Kata lain dari Peradaban yang
sering kita baca atau dengar adalah Tamaddun.
Ucapan ini acapkali di pakai di Malaysia. Sedangkan di Barat di sebut Civilization. Di Indonesia Peradaban.
Walaupun Tamaddun berasal dari bahasa Arab, tapi kini yang sering di pakai oleh
penduduk Timur Tengah adalah Hadharah
untuk kata Peradaban. Sebutan lainnya dari Peradaban ialah Umran, dan Madaniyah.
Apa sebenarnya makna ideal sesungguhnya kata
peradaban ini, terutama peradaban yang diperkenalkan oleh orang Muslim dalam perjalanan sejarah peradabannya dari abad
tengah sampai sekarang ini.
Peradaban menurut definisi orang-orang
terdahulu, hanya melingkupi tempat tinggal. Peradaban menurut mereka adalah kebalikan
dari peradaban Badui yang hidup di lembah gurun padang pasir, sebagaimana yang
ditunjukkan dari arti kata tersebut oleh Ibnu Manzhur (1232-1311) seorang imam
ahli bahasa yang lahir di Mesir, dalam suatu pernyataannya:
“Peradaban
(hadharah) terdiri dari adab (hadhar), sedang hadhirah kelompok selain penghuni lembah (Badui).

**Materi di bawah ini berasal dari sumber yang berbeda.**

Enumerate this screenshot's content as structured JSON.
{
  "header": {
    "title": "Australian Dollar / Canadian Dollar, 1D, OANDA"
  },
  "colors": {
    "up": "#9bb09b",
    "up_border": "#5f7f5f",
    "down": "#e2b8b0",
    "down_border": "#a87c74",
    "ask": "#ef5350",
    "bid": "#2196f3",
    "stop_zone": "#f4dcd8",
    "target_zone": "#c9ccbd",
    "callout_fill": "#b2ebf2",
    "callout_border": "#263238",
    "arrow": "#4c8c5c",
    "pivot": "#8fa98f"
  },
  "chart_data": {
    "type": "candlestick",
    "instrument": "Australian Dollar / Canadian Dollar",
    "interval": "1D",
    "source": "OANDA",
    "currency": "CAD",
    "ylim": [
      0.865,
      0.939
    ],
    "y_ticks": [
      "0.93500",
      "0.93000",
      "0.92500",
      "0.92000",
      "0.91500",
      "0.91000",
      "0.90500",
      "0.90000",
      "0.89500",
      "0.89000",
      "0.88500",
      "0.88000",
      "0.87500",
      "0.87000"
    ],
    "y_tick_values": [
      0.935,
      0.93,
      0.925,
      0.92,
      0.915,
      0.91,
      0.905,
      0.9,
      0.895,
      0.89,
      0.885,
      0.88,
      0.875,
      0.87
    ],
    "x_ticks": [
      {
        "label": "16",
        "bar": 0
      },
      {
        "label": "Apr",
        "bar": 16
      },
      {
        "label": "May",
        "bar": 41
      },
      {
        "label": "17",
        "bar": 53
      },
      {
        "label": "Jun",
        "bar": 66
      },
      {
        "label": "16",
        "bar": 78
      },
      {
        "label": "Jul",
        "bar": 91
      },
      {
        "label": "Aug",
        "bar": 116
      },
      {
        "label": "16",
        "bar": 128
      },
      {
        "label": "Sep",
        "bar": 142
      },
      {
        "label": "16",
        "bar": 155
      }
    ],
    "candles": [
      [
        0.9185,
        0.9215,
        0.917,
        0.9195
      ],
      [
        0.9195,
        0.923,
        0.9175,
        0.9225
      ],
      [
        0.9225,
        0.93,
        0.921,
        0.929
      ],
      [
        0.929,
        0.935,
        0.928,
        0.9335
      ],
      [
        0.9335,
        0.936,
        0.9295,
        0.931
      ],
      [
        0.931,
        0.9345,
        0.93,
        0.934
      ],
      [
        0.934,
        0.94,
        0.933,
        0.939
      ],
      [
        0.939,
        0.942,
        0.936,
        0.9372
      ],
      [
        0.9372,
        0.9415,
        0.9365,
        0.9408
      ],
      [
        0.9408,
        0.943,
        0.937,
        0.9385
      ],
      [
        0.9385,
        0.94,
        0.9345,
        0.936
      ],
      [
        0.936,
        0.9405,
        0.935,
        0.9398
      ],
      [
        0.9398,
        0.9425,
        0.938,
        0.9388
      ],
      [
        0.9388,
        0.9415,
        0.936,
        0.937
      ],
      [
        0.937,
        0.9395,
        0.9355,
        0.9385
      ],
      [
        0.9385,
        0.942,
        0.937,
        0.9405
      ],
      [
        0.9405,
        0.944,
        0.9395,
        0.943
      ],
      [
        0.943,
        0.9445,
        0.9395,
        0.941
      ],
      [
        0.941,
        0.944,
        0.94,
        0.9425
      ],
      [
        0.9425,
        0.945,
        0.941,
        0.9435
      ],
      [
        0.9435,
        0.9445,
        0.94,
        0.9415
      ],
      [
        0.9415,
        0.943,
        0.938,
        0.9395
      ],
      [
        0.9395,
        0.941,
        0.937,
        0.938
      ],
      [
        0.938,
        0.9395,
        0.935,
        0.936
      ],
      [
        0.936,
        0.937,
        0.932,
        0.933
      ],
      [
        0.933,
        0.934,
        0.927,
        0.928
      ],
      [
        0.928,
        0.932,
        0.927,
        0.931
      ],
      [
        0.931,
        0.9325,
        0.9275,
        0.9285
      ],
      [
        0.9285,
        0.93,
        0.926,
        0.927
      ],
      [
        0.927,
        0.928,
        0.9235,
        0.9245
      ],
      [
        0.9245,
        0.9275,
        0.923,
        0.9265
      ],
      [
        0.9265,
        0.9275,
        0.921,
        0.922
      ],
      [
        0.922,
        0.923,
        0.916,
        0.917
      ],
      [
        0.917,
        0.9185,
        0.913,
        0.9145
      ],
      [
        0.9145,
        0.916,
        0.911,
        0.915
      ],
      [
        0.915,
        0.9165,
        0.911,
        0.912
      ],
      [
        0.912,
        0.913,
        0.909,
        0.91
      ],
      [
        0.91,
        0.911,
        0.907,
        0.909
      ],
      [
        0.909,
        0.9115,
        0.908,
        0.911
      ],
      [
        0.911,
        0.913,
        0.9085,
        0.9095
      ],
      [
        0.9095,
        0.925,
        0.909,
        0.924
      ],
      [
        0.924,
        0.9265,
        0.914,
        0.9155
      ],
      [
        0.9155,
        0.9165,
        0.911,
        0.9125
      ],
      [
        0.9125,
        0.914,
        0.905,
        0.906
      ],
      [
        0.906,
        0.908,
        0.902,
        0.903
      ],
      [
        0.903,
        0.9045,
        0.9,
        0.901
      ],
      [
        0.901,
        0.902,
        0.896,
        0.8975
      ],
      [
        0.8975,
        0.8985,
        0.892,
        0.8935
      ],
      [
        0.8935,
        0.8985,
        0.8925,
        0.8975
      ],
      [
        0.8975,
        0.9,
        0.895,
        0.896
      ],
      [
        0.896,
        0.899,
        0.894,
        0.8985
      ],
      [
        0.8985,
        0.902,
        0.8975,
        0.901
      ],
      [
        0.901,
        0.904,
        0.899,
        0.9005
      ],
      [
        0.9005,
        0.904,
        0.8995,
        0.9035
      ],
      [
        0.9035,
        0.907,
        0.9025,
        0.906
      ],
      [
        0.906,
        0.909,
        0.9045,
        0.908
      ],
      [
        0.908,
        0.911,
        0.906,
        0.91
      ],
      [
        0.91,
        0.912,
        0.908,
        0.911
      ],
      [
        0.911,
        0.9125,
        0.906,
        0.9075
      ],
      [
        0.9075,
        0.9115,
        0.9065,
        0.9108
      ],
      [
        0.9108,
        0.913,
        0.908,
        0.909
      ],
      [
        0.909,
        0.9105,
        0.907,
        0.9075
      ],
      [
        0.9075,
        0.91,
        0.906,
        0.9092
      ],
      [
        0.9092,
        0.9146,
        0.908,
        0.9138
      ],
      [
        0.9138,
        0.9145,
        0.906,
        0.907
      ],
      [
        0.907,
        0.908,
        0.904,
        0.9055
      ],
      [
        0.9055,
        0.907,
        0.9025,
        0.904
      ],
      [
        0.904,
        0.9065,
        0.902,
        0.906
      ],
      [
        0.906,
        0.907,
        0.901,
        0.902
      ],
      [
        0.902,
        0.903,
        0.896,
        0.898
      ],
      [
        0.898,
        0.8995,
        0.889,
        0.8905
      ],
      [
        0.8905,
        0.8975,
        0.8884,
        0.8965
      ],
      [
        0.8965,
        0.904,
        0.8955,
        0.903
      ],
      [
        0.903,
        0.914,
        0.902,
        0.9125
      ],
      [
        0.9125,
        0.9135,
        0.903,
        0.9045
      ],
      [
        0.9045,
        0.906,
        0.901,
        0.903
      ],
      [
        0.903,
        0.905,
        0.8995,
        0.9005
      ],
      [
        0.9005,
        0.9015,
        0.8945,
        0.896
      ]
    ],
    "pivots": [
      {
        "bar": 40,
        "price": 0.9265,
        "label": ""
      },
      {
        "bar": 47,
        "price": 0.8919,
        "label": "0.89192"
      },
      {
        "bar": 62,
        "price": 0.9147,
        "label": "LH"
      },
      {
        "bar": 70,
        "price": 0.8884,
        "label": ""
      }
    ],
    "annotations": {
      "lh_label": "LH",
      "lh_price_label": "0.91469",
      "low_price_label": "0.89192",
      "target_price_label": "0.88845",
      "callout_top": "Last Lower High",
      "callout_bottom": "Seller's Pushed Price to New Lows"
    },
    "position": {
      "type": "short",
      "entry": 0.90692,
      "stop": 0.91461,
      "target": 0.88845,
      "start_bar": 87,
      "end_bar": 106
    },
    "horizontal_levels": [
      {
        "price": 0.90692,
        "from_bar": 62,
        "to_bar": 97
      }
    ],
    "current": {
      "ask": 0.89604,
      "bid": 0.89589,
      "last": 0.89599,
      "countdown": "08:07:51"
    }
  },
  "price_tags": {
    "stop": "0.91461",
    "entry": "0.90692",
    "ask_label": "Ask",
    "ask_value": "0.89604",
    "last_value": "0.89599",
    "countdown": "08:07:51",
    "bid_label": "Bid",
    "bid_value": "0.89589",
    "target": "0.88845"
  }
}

Setelah itu, makna peradaban berkembang meliputi
seluruh kehidupan manusia dari perkembangan produksi, ilmu pengetahuan,
keahlian, adanya hukum (undang-undang) yang mengatur kehidupan. Yaitu peradaban
yang tidak ada dalam kehidupan masyarakat lembah Badui. Padahal kehidupan akan
lebih baik jika adanya peradaban. Pada masyarakat Badui (yang terbelakang)
peradaban bukanlah suatu kebutuhan primer dilihat dari inti definisi tersebut.
Ibnu Khaldun (1332-1406) ahli filsafat dan
sejarah, penemu ilmu sosiologi (“bapak ahli sosiologi”) kelas dunia, lahir dan
besar di Tunisia, mendefinisikan:
"Peradaban
sebagai kondisi normal suatu masyarakat yang memerlukan kebutuhan pokok berupa
adanya 'pembangunan dalam suatu masyarakat.'"
Sedangkan asal kata peradaban dalam istilah
Eropa (Barat) dikembalikan pada sisi yang tampak secara lahiriah. Kata
peradaban dalam bahasa Inggris adalah civilization,
berasal dari kata Latin “civic” yang
berarti kota atau tempat di kota. Menurut mereka peradaban adalah orang-orang
yang tinggal di kota. Perkembangan definisi lainnya, yakni meliputi situasi
manusia yang terjadi di kota. Jadi antara kata peradaban dan perkotaan (madaniyah) terdapat kesamaan.
Namun, asal kata dari definisi bahasa ini
tidaklah digunakan oleh para pemikir dan ahli filsafat secara global. Bahkan
terdapat banyak pandangan yang saling menjelaskan satu sama lain, tapi menjurus
pada perbedaan dari sudut pandang pemikiran, konsep, akhlak dan akidah.
Diantara para pemikir yang melihat dari diri
manusia itu sendiri, yaitu, apa yang diukir manusia dalam tatacara
kehidupannya, perilakunya dan interaksi antar sesama, itulah peradaban. Tidak
diragukan bahwa pendapat ini merupakan pendapat baik, yaitu menempatkan nilai
manusia dan meninggikannya di atas nilai materi. Mereka memperhatikan segi
pemikiran dan indra rasa secara bersamaan. Di antara mereka adalah Malik bin
Nabi (1905-1973), seorang intelektual Muslim asal Al-Jazair yang hidup di
antara kota-kota Paris, Kairo dan Al-Jazair. Ia menulis buku tentang peradaban
dan pergerakan Islamiyah. Ia mengatakan:
“Peradaban
adalah pencarian pemikiran dan ruhani seperti yang tertulis dalam bukunya: “Syuruth An-Nahdhah, halaman 33.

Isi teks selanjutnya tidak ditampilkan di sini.